Dr. Graham's notes related to this week's reading and essential question provided a great deal of food for thought, and combined with the texts, online resources, and links from my own research and shared by colleagues, this week was a big one as I consider how our course will come together and look when delivered to students. My own experiences coordinating and supporting online learning for students in my district have taught me that, yes, guides and supports for students are essential...but equally important is support for e-learning lab mentors and/or co-teachers at the site level. Alaska is such a diverse state, and the ways in which our credit recovery class will be used in schools across the state brings with it so many unknowns. We have no idea, at this point, who will be teaching the course, so we must ensure the design is crystal clear with plenty of explanation and support for the teacher. We have no idea who will be supporting the students at the site level, so we must ensure there are guides and help docs in place for those folks. Finally, we know students taking our course are in credit recovery situations, which automatically means they have been unsuccessful with the content or with expectations in previous courses, so they need tons of support if they are to be successful academically this time around.
So...there is the "support" piece, and then there is the "satisfaction" piece. Every instructor wants the learner to feel connected and engaged with her class. An online course is certainly no exception, yet the complexity of ensuring these feelings are far more complicated when the course designers may never know any of the students, and may never know the teacher instructing the course. Our readings this week and Lee's commentary introducing the week's topic emphasize the importance of training for online teachers. It is absolutely mind-boggling to me that up until very recently, there were no preparatory classes for teachers who wished to teach online. In fact, one short year ago when we were beginning a partnership with an online course provider, they were actively soliciting new online teachers due to the sudden increase in demand. The "training" required a couple of webinars and that was it. This semester has helped me to really get a handle on how very different the mindset must be for online teachers, and it definitely takes more than some webinar time. Lee noted in this week's intro that effective PD "utilizes a 3 week online experience, which requires teachers to do the activities that the students will do...and also explicitly teaches use of the tools required." Ensuring that teachers are prepared to facilitate a course is absolutely essential...and this is not something that comes naturally as a result of traditional f2f teaching in a classroom setting.

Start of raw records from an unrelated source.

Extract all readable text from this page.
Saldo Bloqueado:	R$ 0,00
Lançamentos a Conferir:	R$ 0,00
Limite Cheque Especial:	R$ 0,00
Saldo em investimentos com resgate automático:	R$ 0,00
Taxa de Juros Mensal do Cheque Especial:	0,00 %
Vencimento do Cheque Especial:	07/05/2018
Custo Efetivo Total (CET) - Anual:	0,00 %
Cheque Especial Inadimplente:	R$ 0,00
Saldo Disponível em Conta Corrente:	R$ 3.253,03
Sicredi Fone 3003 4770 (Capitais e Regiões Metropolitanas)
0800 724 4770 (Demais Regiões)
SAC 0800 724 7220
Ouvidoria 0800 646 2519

Thanks to a post-ASTE computer crash, almost a full day without a computer on Friday, and a weekend of sheer frustration with a new laptop with a mind of its own, I focused my limited online time this weekend on the blog posts of fellow ELA team members. My contributions to Aleta, Jon, Naomi, and Nicole focused on ideas and resources related to our course. I really enjoyed Helen's post this week and the research/resources she shared related to effective online instruction. After losing my response to her post THREE (count 'em, THREE) times, I gave up and will simply note in my reflection how much I appreciated her thinking and synthesis this week.
Some of the best reading I have done this week has been the result of searches for handbooks for online teachers...and there are a TON of them out there. As we continue to develop and refine our course, these resources will certainly become valuable guides.